Eating Too Much Red Meat Would Likely Have Greater Risk Of Gut Disorder In Men

First Posted: Jan 13, 2017 02:23 AM EST

Researchers discovered that men who eat too much red meat have the greater risk of having the gut disorder known as diverticulitis. This is a common bowel problem illness that occurs when the bulges lining the intestines of men become inflamed.

Andrew Chan, the lead author of the study and a researcher at Harvard University and Massachusetts General Hospital in Boston, said that the past studies have shown that a high-fiber diet is linked with a lower risk of diverticulitis. On the other hand, the role of other dietary factors in influencing the risk of diverticulitis was not well studied.

In the new study, the researchers examined the data of over 46,000 men. They discovered that men who frequently ate red meat always were 58 percent more likely to have diverticulitis. About 674 men were diagnosed with diverticulitis. These men were not only frequent red meat eaters but also more likely to smoke, take NSAIDS and less fiber eater or get intense exercise. Chan said that their result indicates that diets high in red meat may be associated with a higher risk of diverticulitis.

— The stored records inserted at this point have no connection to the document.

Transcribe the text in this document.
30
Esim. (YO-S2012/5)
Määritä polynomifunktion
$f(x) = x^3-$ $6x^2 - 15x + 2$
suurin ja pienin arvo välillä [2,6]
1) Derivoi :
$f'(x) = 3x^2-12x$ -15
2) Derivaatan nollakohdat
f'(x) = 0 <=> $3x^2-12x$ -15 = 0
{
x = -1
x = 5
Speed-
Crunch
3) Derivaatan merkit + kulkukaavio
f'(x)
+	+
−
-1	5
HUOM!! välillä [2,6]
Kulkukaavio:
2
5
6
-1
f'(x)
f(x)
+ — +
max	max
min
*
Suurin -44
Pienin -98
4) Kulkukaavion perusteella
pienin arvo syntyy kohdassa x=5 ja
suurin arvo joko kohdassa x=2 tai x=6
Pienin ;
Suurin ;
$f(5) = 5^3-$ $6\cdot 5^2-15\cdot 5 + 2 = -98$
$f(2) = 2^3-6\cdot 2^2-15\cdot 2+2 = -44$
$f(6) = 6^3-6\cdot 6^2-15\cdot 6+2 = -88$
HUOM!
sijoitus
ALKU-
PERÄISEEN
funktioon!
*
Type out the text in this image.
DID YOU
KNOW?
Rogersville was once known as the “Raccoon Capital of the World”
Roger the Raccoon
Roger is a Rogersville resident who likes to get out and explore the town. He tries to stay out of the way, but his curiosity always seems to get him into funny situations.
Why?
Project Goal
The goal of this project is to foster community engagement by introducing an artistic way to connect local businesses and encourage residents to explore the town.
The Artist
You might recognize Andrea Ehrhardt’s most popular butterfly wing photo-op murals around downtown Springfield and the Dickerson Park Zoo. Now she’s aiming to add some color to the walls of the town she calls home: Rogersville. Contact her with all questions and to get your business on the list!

Reuters reports that more than 200,000 hospitalizations are diagnosed with diverticulitis every year in the United States. This costs about over $2 billion.

Diverticulitis is a type of digestive disease. Its symptoms include lower abdominal pain that occurs usually on the left side in North America and Europe. Meanwhile, in Asia, the pain is often on the right. Other symptoms include nausea, fever, diarrhea and constipation. Some risk factors are the lack of exercise, obesity, genetic, smoking and nonsteroidal anti-inflammatory drugs.

This bowel disorder is common in the Western world, in which about 35 percent of people have diverticulitis. On the other hand, the disease is uncommon in Asia and Africa. The treatments for the said condition include having liquid or low-fiber diet. For those with severe diverticulitis, hospitalization and surgery are needed to treat the perforations in the gut wall.